На ней была греческая туника из белого шелка, а волосы были хотя и распущены, но зачесаны в стиле, который нельзя было назвать ни классическим, ни современным.
Ноги ее были обуты в сандалии. Украшений не видно вовсе, так же как и следов макияжа.
Застыв на какое-то мгновение на середине сцены, она начала танец.
То был танец и — одновременно — пантомима, рассказывающие историю до того простую и до того блистательно воплощенную, что не понять ее было невозможно.

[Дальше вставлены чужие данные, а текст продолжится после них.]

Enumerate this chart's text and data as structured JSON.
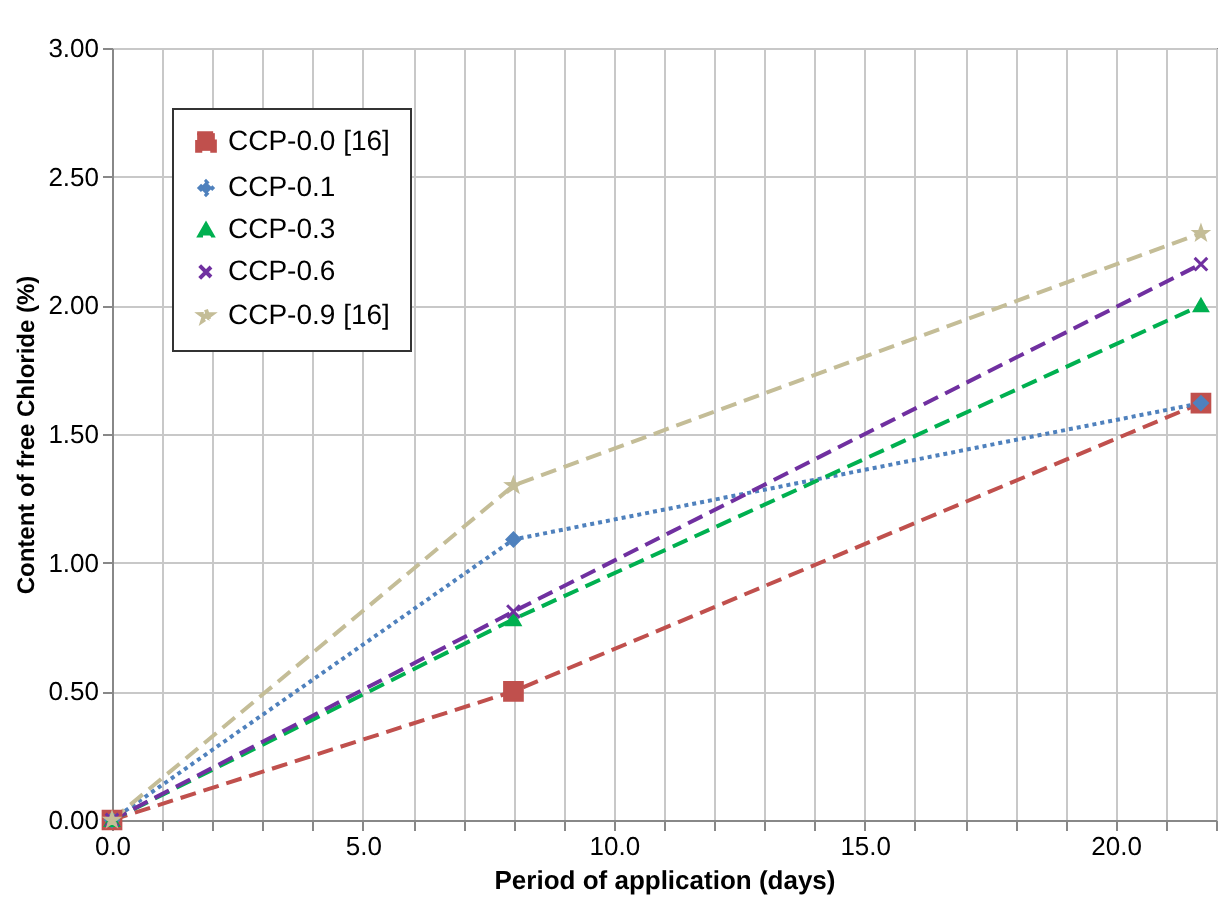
{
  "chart_data": {
    "type": "line",
    "xlabel": "Period of application (days)",
    "ylabel": "Content of free Chloride (%)",
    "x": [
      0,
      8,
      21.7
    ],
    "series": [
      {
        "name": "CCP-0.0 [16]",
        "color": "#c0504d",
        "marker": "square",
        "line_style": "dashed",
        "values": [
          0,
          0.5,
          1.62
        ]
      },
      {
        "name": "CCP-0.1",
        "color": "#4f81bd",
        "marker": "diamond",
        "line_style": "dotted",
        "values": [
          0,
          1.09,
          1.62
        ]
      },
      {
        "name": "CCP-0.3",
        "color": "#00b050",
        "marker": "triangle",
        "line_style": "dashed",
        "values": [
          0,
          0.78,
          2.0
        ]
      },
      {
        "name": "CCP-0.6",
        "color": "#7030a0",
        "marker": "cross",
        "line_style": "dashed",
        "values": [
          0,
          0.81,
          2.16
        ]
      },
      {
        "name": "CCP-0.9 [16]",
        "color": "#c4bd97",
        "marker": "star",
        "line_style": "dashed",
        "values": [
          0,
          1.3,
          2.28
        ]
      }
    ],
    "xlim": [
      0,
      22
    ],
    "xticks": [
      {
        "value": 0,
        "label": "0.0"
      },
      {
        "value": 1,
        "label": null
      },
      {
        "value": 2,
        "label": null
      },
      {
        "value": 3,
        "label": null
      },
      {
        "value": 4,
        "label": null
      },
      {
        "value": 5,
        "label": "5.0"
      },
      {
        "value": 6,
        "label": null
      },
      {
        "value": 7,
        "label": null
      },
      {
        "value": 8,
        "label": null
      },
      {
        "value": 9,
        "label": null
      },
      {
        "value": 10,
        "label": "10.0"
      },
      {
        "value": 11,
        "label": null
      },
      {
        "value": 12,
        "label": null
      },
      {
        "value": 13,
        "label": null
      },
      {
        "value": 14,
        "label": null
      },
      {
        "value": 15,
        "label": "15.0"
      },
      {
        "value": 16,
        "label": null
      },
      {
        "value": 17,
        "label": null
      },
      {
        "value": 18,
        "label": null
      },
      {
        "value": 19,
        "label": null
      },
      {
        "value": 20,
        "label": "20.0"
      },
      {
        "value": 21,
        "label": null
      },
      {
        "value": 22,
        "label": null
      }
    ],
    "ylim": [
      0,
      3
    ],
    "yticks": [
      {
        "value": 0,
        "label": "0.00"
      },
      {
        "value": 0.5,
        "label": "0.50"
      },
      {
        "value": 1,
        "label": "1.00"
      },
      {
        "value": 1.5,
        "label": "1.50"
      },
      {
        "value": 2,
        "label": "2.00"
      },
      {
        "value": 2.5,
        "label": "2.50"
      },
      {
        "value": 3,
        "label": "3.00"
      }
    ],
    "grid": true,
    "legend": "top left"
  }
}
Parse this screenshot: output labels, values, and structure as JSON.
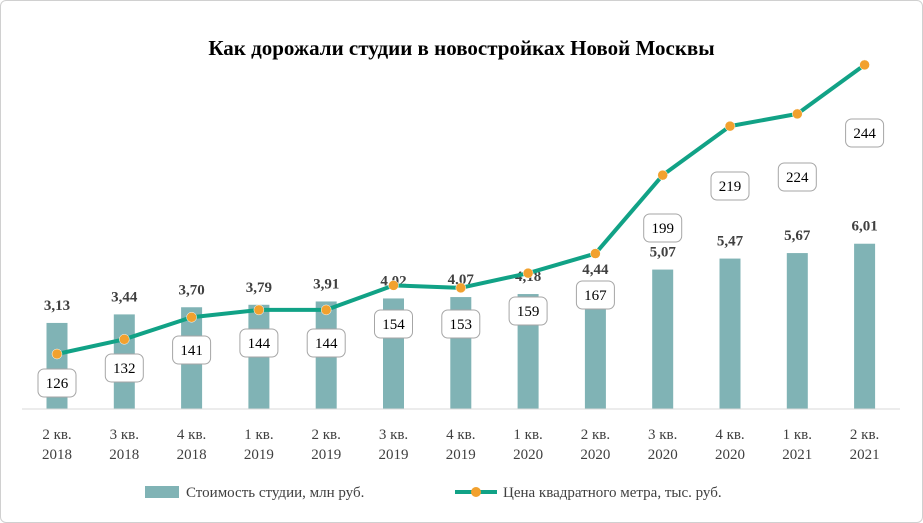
{
  "chart_data": {
    "type": "bar",
    "title": "Как дорожали студии в новостройках Новой Москвы",
    "categories": [
      [
        "2 кв.",
        "2018"
      ],
      [
        "3 кв.",
        "2018"
      ],
      [
        "4 кв.",
        "2018"
      ],
      [
        "1 кв.",
        "2019"
      ],
      [
        "2 кв.",
        "2019"
      ],
      [
        "3 кв.",
        "2019"
      ],
      [
        "4 кв.",
        "2019"
      ],
      [
        "1 кв.",
        "2020"
      ],
      [
        "2 кв.",
        "2020"
      ],
      [
        "3 кв.",
        "2020"
      ],
      [
        "4 кв.",
        "2020"
      ],
      [
        "1 кв.",
        "2021"
      ],
      [
        "2 кв.",
        "2021"
      ]
    ],
    "series": [
      {
        "name": "Стоимость студии, млн руб.",
        "type": "bar",
        "color": "#80b3b5",
        "values": [
          3.13,
          3.44,
          3.7,
          3.79,
          3.91,
          4.02,
          4.07,
          4.18,
          4.44,
          5.07,
          5.47,
          5.67,
          6.01
        ],
        "labels": [
          "3,13",
          "3,44",
          "3,70",
          "3,79",
          "3,91",
          "4,02",
          "4,07",
          "4,18",
          "4,44",
          "5,07",
          "5,47",
          "5,67",
          "6,01"
        ]
      },
      {
        "name": "Цена квадратного метра, тыс. руб.",
        "type": "line",
        "color": "#11a286",
        "marker_color": "#f2a12e",
        "values": [
          126,
          132,
          141,
          144,
          144,
          154,
          153,
          159,
          167,
          199,
          219,
          224,
          244
        ],
        "labels": [
          "126",
          "132",
          "141",
          "144",
          "144",
          "154",
          "153",
          "159",
          "167",
          "199",
          "219",
          "224",
          "244"
        ]
      }
    ],
    "legend_position": "bottom",
    "grid": false
  }
}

То было дитя, счастливое, беспечное дитя, приходящее в радостный трепет от вида цветов, пения птиц, и когда она воздевала вверх руки, начинало казаться, что над головой ее и впрямь порхают птицы, а где-то рядом снуют от цветка к цветку бабочки.
То был танец до того совершенный в каждом движении тела, в каждом мановении рук, что публика, казалось, перестала дышать. Ни один звук не нарушал тишины.
Она была сама радость, сама молодость, она верила в то, что на Небесах восседает Всевышний, что с миром не случится дурное.
Каждому она возвращала воспоминание о его детстве; она была невинна и прекрасна, и казалось — держит в своих руках ключи от счастья и красоты.
Занавес медленно опустился, и какой-то миг еще стояла тишина, которая, как известно каждому артисту, всегда предвосхищает истинную славу.
Затем громовыми раскатами взорвались рукоплескания. Было ощущение, что вздрогнули стены театра.
— Она бесподобна!! — воскликнул князь. — Кто это?
— Ее зовут Локита, — ответил лорд Марстон.
И вновь воцарилась тишина, заиграла музыка, но на сей раз она была совсем другой — мрачной, пронизанной стрелами уныния.
Подняли занавес. Декорации остались без изменения, и снова Локита замерла в центре сцены.
Теперь на ней была черная мантия, а в руке она держала венок. Она не двигалась, и однако было в ее позе нечто такое, что те, кто сейчас не спускал с нее взгляда, ощутили комок в горле.